La angustia, el dolor, miedo por el cuerpo, la ira, envidia, insatisfacción, ansiedad y depresión, sin algunos de los trajes conque se viste la muerte; pues todos ellos solo son los reflejos de nuestra mente que ha pensado que ella es nuestra salvación.

Has tenido pensamientos como, ¡no puedo soportar esto! ¡me quiero morir!, ¡moriría si esto sucediera!, ¡la muerte es mi único paso seguro!. Todas estas expresiones que al parecer se presentan de una manera suelta y desprevenida, o quizá también dichas con toda la certeza, son las manifestaciones que reflejan el valor de verdad que le hemos concedido a ese último aliento. Con ello incluso compararíamos nuestra creencia en Dios como algo ilusorio y frente a la primicia del fin a la que daríamos un valor supremo que refleje lo que consideramos como la realidad.

Hoy vamos a recordar que hemos creado un dios falso, que nos ofrece una escapatoria al rededor también de un seguridad falsa, pues la muerte no es más que la Encarnación del miedo que se ha olvidado por completo de nuestra relación directa con Dios.

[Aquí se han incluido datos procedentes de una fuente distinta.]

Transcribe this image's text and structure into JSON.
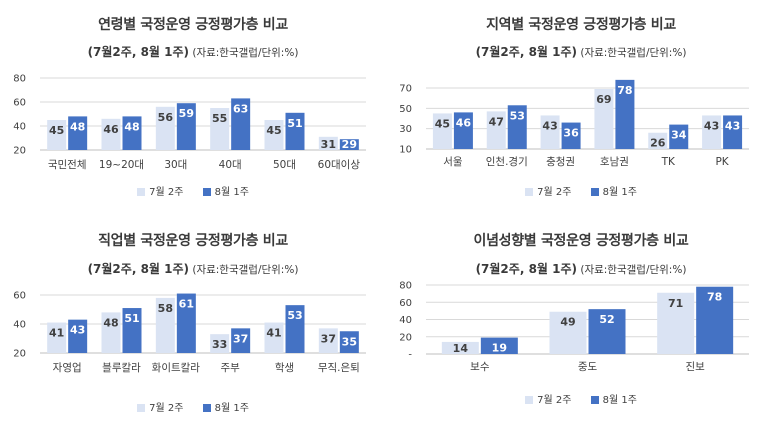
{
  "colors": {
    "series1": "#dae3f3",
    "series2": "#4472c4",
    "grid": "#d9d9d9",
    "axis": "#bfbfbf",
    "text": "#404040"
  },
  "chart_data": [
    {
      "type": "bar",
      "title": "연령별 국정운영 긍정평가층 비교",
      "subtitle_bold": "(7월2주, 8월 1주)",
      "subtitle_src": " (자료:한국갤럽/단위:%)",
      "categories": [
        "국민전체",
        "19~20대",
        "30대",
        "40대",
        "50대",
        "60대이상"
      ],
      "series": [
        {
          "name": "7월 2주",
          "values": [
            45,
            46,
            56,
            55,
            45,
            31
          ]
        },
        {
          "name": "8월 1주",
          "values": [
            48,
            48,
            59,
            63,
            51,
            29
          ]
        }
      ],
      "ylim": [
        20,
        80
      ],
      "yticks": [
        "20",
        "40",
        "60",
        "80"
      ],
      "ytick_values": [
        20,
        40,
        60,
        80
      ],
      "grid": true,
      "legend": "bottom"
    },
    {
      "type": "bar",
      "title": "지역별 국정운영 긍정평가층 비교",
      "subtitle_bold": "(7월2주, 8월 1주)",
      "subtitle_src": " (자료:한국갤럽/단위:%)",
      "categories": [
        "서울",
        "인천.경기",
        "충청권",
        "호남권",
        "TK",
        "PK"
      ],
      "series": [
        {
          "name": "7월 2주",
          "values": [
            45,
            47,
            43,
            69,
            26,
            43
          ]
        },
        {
          "name": "8월 1주",
          "values": [
            46,
            53,
            36,
            78,
            34,
            43
          ]
        }
      ],
      "ylim": [
        10,
        70
      ],
      "yticks": [
        "10",
        "30",
        "50",
        "70"
      ],
      "ytick_values": [
        10,
        30,
        50,
        70
      ],
      "grid": true,
      "legend": "bottom"
    },
    {
      "type": "bar",
      "title": "직업별 국정운영 긍정평가층 비교",
      "subtitle_bold": "(7월2주, 8월 1주)",
      "subtitle_src": " (자료:한국갤럽/단위:%)",
      "categories": [
        "자영업",
        "블루칼라",
        "화이트칼라",
        "주부",
        "학생",
        "무직.은퇴"
      ],
      "series": [
        {
          "name": "7월 2주",
          "values": [
            41,
            48,
            58,
            33,
            41,
            37
          ]
        },
        {
          "name": "8월 1주",
          "values": [
            43,
            51,
            61,
            37,
            53,
            35
          ]
        }
      ],
      "ylim": [
        20,
        60
      ],
      "yticks": [
        "20",
        "40",
        "60"
      ],
      "ytick_values": [
        20,
        40,
        60
      ],
      "grid": true,
      "legend": "bottom"
    },
    {
      "type": "bar",
      "title": "이념성향별 국정운영 긍정평가층 비교",
      "subtitle_bold": "(7월2주, 8월 1주)",
      "subtitle_src": " (자료:한국갤럽/단위:%)",
      "categories": [
        "보수",
        "중도",
        "진보"
      ],
      "series": [
        {
          "name": "7월 2주",
          "values": [
            14,
            49,
            71
          ]
        },
        {
          "name": "8월 1주",
          "values": [
            19,
            52,
            78
          ]
        }
      ],
      "ylim": [
        0,
        80
      ],
      "yticks": [
        "-",
        "20",
        "40",
        "60",
        "80"
      ],
      "ytick_values": [
        0,
        20,
        40,
        60,
        80
      ],
      "grid": true,
      "legend": "bottom"
    }
  ]
}
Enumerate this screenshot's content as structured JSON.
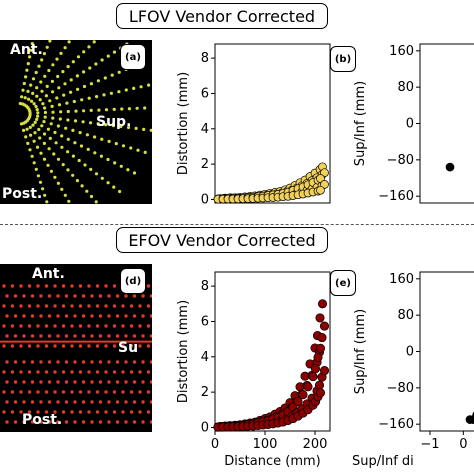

¿Oíste que alguien venció la muerte? ¿Creíste que este evento no fue más que un suceso exclusivo? Hoy Cristo quiere revelarnos que no fue así, pues Él no vino para pedirnos su adoración por haberse escapado de los brazos de la muerte, el sólo está reflejando ante nuestros ojos nuestro recuerdo de eternidad e invulnerabilidad y lo único que hace es servirnos de ejemplo. “Cosas semejantes y mayores harás si crees en mi” No nos quedemos con los milagros que nos exige este mundo de fantasías corporales, vayamos por el milagro que reconduce nuestros pensamientos a la morada De Dios, allí donde solo la eternidad es la única realidad.

Práctica:

Hoy recuérdate a ti y al mundo la verdad a través de esta oración:

“Padre nuestro, bendice hoy nuestros ojos. Somos Tus emisarios, y deseamos contemplar el glorioso reflejo de Tu Amor que refulge en todas las cosas. Vivimos y nos movemos únicamente en Ti. No estamos separados de Tu vida eterna. La muerte no existe, pues la muerte no es Tu Voluntad. Y moramos allí donde Tú nos ubicaste, en la vida que compartimos Contigo y con toda cosa viviente, para ser como Tú y parte de Ti para siempre. Aceptamos Tus Pensamientos como nuestros, y nuestra voluntad es una con la Tuya eternamente. Amén.”

Medita cada palabra que pronuncias y observa como tu mirada se esclarece para ver hacia el más allá.